David Hamilton, Chief Actuary at independent consultancy Broadstone, said insurer capacity rather than funding position is likely to now be the biggest hurdle preventing many of these smaller schemes from reaching their endgame.
“A huge number of smaller schemes are now in a position where buy-out is a viable conversation. The figures from tPR only take us to March and we know from our own client base that a significant number of schemes have seen major funding improvements over the past six months as a result of increased gilt yields, with less well hedged schemes being the biggest winners.
“However, whilst tPR’s figures show that almost 80% of the fully funded schemes at 31 March have fewer than 1,000 members, that still leaves 500 larger schemes that were fully funded in March, and potentially more now. Given the limited capacity for transactions in the market, with the time involved in a deal not being proportionate to its size, larger cases are likely to dominate the attention of most insurers.
“Given the number of smaller schemes likely to now reach buy-out funding over the next few years, only the very best-presented cases in the smaller part of the market are likely to get competitive traction until insurers have significantly more resource. Our specialist team already emphasise that preparatory work and having an established process that can deliver an effective and efficient transaction process are critical to making schemes as attractive as possible to insurers. This is likely to become truer than ever as, in a sellers’ market, insurers will inevitably be looking more favourably at potential ‘easy wins’.
“Obviously data quality is a key part of this and with Pensions Dashboards also coming down the line, schemes have an opportunity to kill two birds with one stone when ensuring their data is complete, up to date and fit for purpose.”
Kunal Sood, Managing Director of Defined Benefit Solutions and Reinsurance at Standard Life: “These latest figures indicate the strong financial position and positive outlook for a large number of defined benefit pension schemes, with deficits largely in decline when compared to last year’s figures. Indeed, schemes closed to accrual and in a funding surplus account for almost £400bn of schemes in TPR’s data set by size of assets.
“Following the significant rise in yields and market volatility in the second half of the year, we would expect even more schemes to now be in a funding surplus. We anticipate this will lead to many schemes pursuing de-risking transactions on an accelerated timeframe as trustees aim to secure the opportunity afforded by a material improvement in funding levels.
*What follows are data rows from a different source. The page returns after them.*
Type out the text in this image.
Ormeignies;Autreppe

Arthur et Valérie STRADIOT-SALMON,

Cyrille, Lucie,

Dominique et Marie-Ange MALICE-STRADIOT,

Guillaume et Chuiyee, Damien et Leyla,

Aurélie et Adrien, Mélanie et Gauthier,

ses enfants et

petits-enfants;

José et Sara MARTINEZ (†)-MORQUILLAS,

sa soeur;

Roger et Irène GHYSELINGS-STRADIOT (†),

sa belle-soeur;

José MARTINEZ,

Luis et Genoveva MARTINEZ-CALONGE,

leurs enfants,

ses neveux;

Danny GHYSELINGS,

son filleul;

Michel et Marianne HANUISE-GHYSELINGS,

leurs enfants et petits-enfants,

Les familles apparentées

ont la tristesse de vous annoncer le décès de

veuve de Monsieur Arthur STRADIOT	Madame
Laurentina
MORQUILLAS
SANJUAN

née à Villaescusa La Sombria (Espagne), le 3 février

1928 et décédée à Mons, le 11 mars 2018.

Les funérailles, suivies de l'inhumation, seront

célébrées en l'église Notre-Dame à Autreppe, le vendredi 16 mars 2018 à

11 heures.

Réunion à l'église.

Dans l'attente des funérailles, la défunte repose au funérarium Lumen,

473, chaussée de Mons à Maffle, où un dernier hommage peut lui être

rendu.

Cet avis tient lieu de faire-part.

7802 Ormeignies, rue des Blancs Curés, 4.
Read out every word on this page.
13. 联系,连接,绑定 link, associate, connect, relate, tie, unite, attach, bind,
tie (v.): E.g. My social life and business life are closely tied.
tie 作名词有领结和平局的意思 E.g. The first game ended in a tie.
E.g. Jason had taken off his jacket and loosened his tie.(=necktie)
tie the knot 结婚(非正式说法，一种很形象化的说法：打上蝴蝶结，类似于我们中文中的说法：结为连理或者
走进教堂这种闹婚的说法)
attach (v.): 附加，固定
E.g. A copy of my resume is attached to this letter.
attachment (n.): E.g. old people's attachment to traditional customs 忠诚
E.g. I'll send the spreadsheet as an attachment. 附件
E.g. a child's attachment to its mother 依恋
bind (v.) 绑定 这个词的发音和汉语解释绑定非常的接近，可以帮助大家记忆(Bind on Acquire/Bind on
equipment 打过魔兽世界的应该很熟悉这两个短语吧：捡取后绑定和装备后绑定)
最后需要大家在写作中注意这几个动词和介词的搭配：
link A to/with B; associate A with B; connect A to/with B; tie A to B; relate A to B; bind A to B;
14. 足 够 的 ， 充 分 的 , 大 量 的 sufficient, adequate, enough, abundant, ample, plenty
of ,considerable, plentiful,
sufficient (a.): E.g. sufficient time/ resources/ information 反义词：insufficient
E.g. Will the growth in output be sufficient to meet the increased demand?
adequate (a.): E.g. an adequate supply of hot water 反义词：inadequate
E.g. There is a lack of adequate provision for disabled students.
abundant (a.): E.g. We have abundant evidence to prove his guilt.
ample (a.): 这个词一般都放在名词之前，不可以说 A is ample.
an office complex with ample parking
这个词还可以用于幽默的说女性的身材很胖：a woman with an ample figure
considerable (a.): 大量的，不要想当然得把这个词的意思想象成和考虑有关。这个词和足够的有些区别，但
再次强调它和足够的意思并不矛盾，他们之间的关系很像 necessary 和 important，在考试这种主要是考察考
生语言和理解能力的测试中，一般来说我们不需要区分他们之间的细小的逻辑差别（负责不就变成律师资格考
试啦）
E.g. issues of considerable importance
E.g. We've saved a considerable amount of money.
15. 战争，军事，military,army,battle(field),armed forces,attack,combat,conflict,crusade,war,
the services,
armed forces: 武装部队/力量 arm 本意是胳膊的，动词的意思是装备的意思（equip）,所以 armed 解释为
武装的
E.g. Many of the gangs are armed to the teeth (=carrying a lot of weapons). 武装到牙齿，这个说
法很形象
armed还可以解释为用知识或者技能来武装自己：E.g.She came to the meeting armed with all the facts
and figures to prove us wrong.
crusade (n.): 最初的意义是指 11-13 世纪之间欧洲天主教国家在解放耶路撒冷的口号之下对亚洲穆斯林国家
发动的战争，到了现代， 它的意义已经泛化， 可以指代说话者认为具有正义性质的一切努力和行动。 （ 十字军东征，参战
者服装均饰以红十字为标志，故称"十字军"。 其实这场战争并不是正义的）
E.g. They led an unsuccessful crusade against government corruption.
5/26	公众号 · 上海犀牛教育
“While scheme liability sizes have continued to fall with rising interest rates, there is still a significant opportunity for the pension risk transfer market, estimated to be worth c.£1.4tn in liabilities, with c.10% of that currently insured. We expect demand will continue well into 2023 and beyond, with most schemes continuing to target insurance as the gold standard end-game strategy.”
Simon Taylor, Partner at Barnett Waddingham, comments: “TPR’s new report on the UK landscape for defined benefit (DB) schemes shows a continued increase in the number of closed schemes, prompting more sponsors to think about the ultimate endgame to get schemes off their books. Funding levels looks stable, but it must be said that the data ends in March, before what was a volatile year in the global economy, and the UK gilt market especially.
“Our latest End Gauge index gives an average time for FTSE 350 schemes to reach buyout funding as just under 6 years, as of end of November. A recent fall in long-term inflation expectations meant liability values have decreased, and this more than offsets the impact of the slight hit to bond yields this month.
“Moving into 2023, companies with DB schemes should be working with their trustees to agree a journey plan that takes the needs of all stakeholders (members, employees, shareholders etc) into account, so that the scheme and the sponsor can safely negotiate the economic uncertain times ahead. A good liability and investment strategy would mean FTSE companies no longer need to worry about DB schemes come 2030."